June 14, 2007—The Auto-ID Lab at ETH Zurich/ University St. Gallen in Switzerland has released an open-source RFID prototyping platform called Accada. The lab says this platform will spur adoption of Electronic Product Code technologies by enabling end users, systems integrators and researchers to experiment with EPCglobal Network protocols to develop new applications.

"By downloading this free software stack," says Christian Floerkemeier, a researcher at the lab, "companies or researchers can simulate the EPCglobal Network and figure out how they will collect, aggregate and disseminate EPC data."

Accada was originally developed within the Swiss Auto-ID Lab, and at ETH Zurich's Institute for Pervasive Computing, with major contributions from the Cambridge Auto-ID Lab. The intention, however, has been for it to become an independent open-source effort.

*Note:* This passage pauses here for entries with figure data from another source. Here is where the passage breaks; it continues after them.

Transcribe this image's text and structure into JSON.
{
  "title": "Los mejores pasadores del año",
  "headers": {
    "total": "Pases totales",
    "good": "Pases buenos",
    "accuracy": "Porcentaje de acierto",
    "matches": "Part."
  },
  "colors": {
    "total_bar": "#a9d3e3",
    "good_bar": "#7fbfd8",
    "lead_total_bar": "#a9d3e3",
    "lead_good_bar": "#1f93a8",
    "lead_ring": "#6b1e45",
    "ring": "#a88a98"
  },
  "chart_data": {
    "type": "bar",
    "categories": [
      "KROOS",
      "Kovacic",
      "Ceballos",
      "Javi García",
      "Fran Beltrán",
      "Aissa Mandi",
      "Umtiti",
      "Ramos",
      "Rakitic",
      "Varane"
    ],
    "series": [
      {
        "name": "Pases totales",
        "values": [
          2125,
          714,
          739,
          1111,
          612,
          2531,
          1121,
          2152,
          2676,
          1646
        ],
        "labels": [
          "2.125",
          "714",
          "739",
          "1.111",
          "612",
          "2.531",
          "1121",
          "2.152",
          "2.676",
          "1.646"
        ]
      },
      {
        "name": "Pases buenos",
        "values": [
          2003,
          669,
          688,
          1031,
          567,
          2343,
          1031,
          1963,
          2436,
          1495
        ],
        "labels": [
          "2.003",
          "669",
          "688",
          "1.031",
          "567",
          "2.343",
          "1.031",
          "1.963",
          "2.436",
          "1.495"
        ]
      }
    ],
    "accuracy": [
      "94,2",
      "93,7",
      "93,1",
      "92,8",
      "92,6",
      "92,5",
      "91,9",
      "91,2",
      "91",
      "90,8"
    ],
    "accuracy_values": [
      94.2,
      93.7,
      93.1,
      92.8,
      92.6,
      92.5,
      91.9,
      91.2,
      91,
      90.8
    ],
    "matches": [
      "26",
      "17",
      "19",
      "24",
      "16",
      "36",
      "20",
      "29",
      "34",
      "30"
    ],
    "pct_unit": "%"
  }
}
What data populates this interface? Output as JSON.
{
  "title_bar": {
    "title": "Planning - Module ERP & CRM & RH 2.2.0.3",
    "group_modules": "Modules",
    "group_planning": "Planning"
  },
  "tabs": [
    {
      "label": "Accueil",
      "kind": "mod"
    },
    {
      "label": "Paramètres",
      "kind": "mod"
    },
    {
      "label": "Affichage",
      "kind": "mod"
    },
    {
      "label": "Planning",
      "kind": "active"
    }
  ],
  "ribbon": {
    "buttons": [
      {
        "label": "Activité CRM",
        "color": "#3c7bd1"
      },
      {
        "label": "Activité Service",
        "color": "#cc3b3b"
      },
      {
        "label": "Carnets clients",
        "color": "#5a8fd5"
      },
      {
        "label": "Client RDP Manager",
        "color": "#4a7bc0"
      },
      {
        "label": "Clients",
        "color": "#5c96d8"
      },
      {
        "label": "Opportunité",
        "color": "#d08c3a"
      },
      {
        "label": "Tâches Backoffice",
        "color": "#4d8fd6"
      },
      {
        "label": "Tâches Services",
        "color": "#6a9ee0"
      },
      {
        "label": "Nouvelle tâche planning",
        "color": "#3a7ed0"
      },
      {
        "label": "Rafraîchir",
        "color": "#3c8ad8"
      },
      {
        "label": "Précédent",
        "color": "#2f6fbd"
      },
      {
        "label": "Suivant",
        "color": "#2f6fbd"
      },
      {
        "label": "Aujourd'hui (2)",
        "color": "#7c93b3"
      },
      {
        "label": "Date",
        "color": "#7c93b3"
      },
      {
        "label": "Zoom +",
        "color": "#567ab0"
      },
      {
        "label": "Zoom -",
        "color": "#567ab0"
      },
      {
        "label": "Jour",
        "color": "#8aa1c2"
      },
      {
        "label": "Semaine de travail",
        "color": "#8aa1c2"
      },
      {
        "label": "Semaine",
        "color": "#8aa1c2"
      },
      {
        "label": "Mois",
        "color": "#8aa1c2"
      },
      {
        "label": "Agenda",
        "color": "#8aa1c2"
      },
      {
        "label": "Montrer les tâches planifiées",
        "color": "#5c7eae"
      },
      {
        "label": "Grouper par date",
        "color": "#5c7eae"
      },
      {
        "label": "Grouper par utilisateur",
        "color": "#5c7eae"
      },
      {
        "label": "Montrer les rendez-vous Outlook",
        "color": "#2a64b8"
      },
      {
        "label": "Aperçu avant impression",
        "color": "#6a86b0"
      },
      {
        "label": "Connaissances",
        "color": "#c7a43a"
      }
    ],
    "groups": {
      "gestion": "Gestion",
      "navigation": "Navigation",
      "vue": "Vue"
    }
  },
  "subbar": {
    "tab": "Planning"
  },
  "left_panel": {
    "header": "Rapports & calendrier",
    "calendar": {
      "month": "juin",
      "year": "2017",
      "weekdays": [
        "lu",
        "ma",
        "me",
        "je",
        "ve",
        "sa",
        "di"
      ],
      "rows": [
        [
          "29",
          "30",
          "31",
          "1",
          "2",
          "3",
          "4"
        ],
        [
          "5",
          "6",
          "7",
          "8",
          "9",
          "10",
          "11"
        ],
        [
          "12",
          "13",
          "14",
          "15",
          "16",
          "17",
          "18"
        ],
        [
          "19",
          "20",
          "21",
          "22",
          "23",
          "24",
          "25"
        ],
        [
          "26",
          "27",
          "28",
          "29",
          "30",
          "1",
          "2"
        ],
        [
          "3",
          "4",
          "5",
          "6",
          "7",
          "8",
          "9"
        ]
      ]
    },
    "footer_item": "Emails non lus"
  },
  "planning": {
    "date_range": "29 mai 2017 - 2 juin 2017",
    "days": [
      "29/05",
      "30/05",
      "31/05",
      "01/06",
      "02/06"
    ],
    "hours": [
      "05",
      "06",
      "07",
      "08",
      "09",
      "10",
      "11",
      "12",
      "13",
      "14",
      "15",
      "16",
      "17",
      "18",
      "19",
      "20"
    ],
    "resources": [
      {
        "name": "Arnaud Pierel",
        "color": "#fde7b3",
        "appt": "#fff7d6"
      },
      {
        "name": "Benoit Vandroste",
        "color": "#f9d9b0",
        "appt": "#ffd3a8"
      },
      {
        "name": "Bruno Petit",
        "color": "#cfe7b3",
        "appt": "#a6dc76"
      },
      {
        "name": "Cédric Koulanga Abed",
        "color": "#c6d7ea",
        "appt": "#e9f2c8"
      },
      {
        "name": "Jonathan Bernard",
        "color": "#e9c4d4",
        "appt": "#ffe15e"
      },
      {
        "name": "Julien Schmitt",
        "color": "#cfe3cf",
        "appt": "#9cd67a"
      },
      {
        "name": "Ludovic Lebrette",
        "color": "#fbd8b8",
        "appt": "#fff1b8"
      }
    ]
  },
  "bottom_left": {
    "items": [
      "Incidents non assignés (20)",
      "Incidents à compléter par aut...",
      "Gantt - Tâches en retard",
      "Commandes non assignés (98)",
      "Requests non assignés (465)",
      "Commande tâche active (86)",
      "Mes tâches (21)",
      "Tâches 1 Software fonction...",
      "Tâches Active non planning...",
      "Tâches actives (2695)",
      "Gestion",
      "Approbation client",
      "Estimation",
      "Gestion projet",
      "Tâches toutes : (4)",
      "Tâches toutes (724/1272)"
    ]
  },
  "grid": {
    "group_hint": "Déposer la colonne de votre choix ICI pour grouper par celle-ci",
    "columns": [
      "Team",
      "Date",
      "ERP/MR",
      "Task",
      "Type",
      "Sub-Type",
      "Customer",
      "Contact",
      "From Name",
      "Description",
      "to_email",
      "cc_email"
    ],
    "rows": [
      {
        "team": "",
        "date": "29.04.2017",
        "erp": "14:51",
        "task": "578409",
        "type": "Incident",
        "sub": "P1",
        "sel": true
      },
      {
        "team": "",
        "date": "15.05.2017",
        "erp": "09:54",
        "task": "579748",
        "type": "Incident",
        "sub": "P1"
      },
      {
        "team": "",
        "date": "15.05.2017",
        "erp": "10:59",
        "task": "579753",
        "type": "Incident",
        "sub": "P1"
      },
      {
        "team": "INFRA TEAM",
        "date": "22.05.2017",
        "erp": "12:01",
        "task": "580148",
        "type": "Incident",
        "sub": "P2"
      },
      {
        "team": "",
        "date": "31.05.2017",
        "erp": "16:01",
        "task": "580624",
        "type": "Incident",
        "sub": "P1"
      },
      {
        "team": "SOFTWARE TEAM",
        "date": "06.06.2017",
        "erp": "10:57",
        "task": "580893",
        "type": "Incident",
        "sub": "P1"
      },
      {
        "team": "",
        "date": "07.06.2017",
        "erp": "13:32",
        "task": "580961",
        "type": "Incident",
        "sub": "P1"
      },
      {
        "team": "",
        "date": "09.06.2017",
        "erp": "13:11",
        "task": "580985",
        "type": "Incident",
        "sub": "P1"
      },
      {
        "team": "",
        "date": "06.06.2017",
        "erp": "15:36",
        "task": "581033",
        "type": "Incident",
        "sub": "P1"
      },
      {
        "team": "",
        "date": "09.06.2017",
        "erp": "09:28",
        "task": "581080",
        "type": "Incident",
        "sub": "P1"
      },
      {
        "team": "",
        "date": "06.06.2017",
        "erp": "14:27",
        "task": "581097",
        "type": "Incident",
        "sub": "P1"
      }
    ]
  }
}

The Accada platform includes a reader software module that can run on an EPC interrogator or separate device. Accada implements the EPCglobal Reader Protocol, a standard enabling EPC readers to communicate with middleware in a standardized manner. The software module incorporates all mandatory and optional features defined by EPCglobal in the Reader Protocol specification. This allows for the filtering of data based on the tag's EPC, as well as which reader antenna reads the tag, the time, the location and so forth. The Accada reader module also supports the EPCglobal Reader Management Specification.

The Swiss Auto-ID Lab has developed application programming interfaces (APIs) to some commercially available readers, and it has also created a simulation engine. Users can simulate hundreds of readers on a network and, using a graphical user interface, drag and drop virtual RFID tags on readers. This enables users to simulate and test applications, without affecting their real-world operations.

The next module in the platform is middleware for filtering and collecting EPC data, and for connecting a large number of readers in an RFID deployment. Once the interrogators capture tag data, they notify the middleware using network-messaging protocols. The middleware aggregates the data from separate interrogators—eliminating redundant reads and performing other relevant filtering—then sends the data to relevant back-end applications on a schedule set by the network administrator. The interface between the filtering and collection middleware and the back-end application is based on EPCglobal's Application-Level Events (ALE) Version 1.0 specification, which determines the networking protocols used by the middleware to communicate with back-end systems.